The Business of Fashion
Agenda-setting intelligence, analysis and advice for the global fashion community.
Agenda-setting intelligence, analysis and advice for the global fashion community.
PARIS, France — There have been other collections, not just the one we saw tonight, which suggest Dries Van Noten is clearly someone who has never needed chemical assistance to access the psychedelic visions in his head. The theory has been advanced that such people may have a more active pineal gland than the rest of us, in which case we lesser mortals can only step back and wonder that the mild-mannered, cultured Dries must surely be, on the inside, a wild-eyed dreamer quite the match of any of the Merry Pranksters on Ken Kesey's psychedelic bus. Van Noten actually enlisted Wes Wilson, who designed the fliers for Kesey's original "acid tests" in the mid-1960s, to recreate the now-iconic style of his original rock posters for the new collection's swirly, hallucinatory graphics. The soundtrack, a 1969 piece called Pop Eclectic by French composer Bernard Parmegiani, was the kind of weaving, trippy improv you could really…ahem…lose yourself in. Throw in the Joshua Light Show and we'd all have been back at the Fillmore in the flicker of an acid flashback.
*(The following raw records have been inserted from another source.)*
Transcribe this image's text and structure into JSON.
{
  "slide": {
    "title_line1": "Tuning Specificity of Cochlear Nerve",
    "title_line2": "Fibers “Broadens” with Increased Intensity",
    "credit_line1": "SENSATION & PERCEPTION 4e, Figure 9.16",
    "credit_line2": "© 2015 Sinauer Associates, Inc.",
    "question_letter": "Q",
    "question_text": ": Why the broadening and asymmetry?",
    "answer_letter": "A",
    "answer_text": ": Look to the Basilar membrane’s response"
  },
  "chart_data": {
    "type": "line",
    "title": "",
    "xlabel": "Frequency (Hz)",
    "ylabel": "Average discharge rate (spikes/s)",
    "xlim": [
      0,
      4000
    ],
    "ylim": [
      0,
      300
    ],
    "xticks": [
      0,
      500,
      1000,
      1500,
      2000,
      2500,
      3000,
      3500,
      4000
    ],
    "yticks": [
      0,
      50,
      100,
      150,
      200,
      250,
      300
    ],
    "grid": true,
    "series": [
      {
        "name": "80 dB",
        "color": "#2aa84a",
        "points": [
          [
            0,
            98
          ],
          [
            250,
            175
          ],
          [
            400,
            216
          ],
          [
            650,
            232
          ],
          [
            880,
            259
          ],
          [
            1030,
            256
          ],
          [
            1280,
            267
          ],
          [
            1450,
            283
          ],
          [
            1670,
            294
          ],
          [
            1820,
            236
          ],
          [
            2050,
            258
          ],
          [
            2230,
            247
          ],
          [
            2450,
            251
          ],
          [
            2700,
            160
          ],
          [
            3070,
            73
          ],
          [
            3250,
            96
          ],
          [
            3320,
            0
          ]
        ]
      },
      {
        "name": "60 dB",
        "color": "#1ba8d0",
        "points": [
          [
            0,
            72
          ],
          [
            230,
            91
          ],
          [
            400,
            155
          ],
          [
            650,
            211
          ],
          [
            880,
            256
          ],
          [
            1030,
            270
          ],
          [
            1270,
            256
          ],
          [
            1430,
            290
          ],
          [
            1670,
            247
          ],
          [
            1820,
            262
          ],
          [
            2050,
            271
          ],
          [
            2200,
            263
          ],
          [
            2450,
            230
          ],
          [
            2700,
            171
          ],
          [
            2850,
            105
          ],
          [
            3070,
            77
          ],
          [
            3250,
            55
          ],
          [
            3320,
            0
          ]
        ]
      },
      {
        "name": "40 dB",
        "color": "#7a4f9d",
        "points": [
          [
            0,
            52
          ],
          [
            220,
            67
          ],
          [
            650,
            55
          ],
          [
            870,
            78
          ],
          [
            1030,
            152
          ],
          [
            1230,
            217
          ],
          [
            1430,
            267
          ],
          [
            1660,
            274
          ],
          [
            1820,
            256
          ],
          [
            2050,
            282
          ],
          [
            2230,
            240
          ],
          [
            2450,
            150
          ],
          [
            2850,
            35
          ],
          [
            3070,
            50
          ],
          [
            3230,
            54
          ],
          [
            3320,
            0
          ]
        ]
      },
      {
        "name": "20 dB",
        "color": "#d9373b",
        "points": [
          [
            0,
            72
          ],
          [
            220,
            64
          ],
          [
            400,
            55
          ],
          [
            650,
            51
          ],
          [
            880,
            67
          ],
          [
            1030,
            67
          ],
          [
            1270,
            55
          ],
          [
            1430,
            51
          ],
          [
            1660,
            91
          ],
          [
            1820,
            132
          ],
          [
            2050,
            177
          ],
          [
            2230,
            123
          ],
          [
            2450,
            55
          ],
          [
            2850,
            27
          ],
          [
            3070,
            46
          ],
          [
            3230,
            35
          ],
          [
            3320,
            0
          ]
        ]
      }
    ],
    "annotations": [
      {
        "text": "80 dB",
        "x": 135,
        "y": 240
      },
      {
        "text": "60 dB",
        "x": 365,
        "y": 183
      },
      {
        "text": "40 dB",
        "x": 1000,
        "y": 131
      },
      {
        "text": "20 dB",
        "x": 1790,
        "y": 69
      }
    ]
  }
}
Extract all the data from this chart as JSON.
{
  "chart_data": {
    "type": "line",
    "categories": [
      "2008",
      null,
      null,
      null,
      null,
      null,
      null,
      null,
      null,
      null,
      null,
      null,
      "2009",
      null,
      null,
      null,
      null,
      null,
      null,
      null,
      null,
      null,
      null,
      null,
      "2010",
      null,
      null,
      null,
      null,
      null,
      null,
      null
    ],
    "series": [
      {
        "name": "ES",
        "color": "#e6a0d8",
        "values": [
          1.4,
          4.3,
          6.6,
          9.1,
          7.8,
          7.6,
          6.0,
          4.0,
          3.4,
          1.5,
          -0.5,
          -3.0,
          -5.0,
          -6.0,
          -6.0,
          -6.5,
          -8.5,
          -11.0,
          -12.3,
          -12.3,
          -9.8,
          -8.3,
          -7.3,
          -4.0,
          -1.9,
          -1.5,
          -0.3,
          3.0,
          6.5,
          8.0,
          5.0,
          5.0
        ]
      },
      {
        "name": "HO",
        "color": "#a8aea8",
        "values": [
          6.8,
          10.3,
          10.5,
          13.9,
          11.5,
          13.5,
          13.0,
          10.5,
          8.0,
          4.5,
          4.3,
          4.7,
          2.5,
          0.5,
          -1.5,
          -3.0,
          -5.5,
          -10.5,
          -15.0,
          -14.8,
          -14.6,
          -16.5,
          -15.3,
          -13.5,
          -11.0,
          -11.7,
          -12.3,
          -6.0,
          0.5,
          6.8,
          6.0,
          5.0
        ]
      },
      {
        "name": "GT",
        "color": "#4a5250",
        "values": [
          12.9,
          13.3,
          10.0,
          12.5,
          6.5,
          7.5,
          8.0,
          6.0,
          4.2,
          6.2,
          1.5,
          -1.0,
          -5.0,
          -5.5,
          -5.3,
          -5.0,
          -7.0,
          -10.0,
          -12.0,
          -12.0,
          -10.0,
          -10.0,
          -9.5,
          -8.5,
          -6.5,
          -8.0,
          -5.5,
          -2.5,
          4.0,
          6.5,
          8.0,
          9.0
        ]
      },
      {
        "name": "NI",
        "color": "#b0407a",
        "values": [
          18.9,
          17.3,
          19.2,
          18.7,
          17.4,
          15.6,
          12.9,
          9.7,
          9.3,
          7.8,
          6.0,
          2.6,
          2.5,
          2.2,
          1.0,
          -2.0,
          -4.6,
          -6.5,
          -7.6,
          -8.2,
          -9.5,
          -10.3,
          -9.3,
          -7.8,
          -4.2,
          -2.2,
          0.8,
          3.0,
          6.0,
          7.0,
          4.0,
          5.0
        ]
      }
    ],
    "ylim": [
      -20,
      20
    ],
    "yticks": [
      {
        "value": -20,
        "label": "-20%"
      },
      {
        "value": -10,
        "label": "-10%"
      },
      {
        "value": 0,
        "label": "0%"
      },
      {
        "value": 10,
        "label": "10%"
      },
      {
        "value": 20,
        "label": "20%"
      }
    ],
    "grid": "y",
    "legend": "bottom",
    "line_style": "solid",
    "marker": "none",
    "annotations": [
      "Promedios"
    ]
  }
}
But Van Noten is never that predictable. He mounted his salute to psychedelia on the stage of the most august cultural institution in Paris, the Opera Garnier. The photographers were at the very front of the stage, the models posed in a tableau at the very back, where the dancers usually congregate. The audience lined the walls of the acreage between. It was as awe-inspiring as a privileged glimpse behind the scenes of such a place invariably is, made even more so by the fact that Van Noten had been waiting 15 years for the opportunity.
He was thrilled, but he didn't seem remotely fazed. When the "yes" came through in October, the collection was already well under way, but with such a mythic venue in hand, Van Noten asked himself: "Shall we show dream or reality?" Hey, why quibble? The show ran the gamut, opening with a washed black wool trench with a squiggle of ceremonial ribbon snaking down its yoke, and a plain navy blazer (same decoration, this time on the sleeve) to a jacket that ladled gilded insignia and bullion all over a collage of gold brocade and peacock jacquard, and a dissected greatcoat that was similarly decorated. This was all part of a general theme in which military elements were subverted ("reclaimed", said Van Noten), either ornamented or used as ornaments, or de- and re-constructed. Coat top, skirt bottom, for instance. In that spirit, Wes Wilson's graphics were applied to what looked like army surplus pieces, just, in fact, as they probably would have been back on the Haight, the San Franciscan epicentre of the original Summer of Love. "The Peacock Peacenik" was the designer's tag for the effect. Pair it with Valentino's show last night and you'd be within rights to assume that peace, love and understanding are fashion's new way forward.
Van Noten has the deep reservoir of his own past to draw on, and he revisited it persuasively. The oversized 1940s-style suits were a reminder that, of all the designers who ever drew inspiration from David Bowie, his fandom was the most convincing. The dandyism of decorative bullion, art nouveau patterns and faux fur collars was a typically incongruous partner for the aggressive MA-1-style butchness of Ray Petri’s Buffalo style from the 1980s (“One of my eternal inspirations,” Van Noten said.) Dream or reality? It was increasingly impossible to separate the two. But when you’re parked on the stage of the most glorious theatre in the world, why would you even want to try?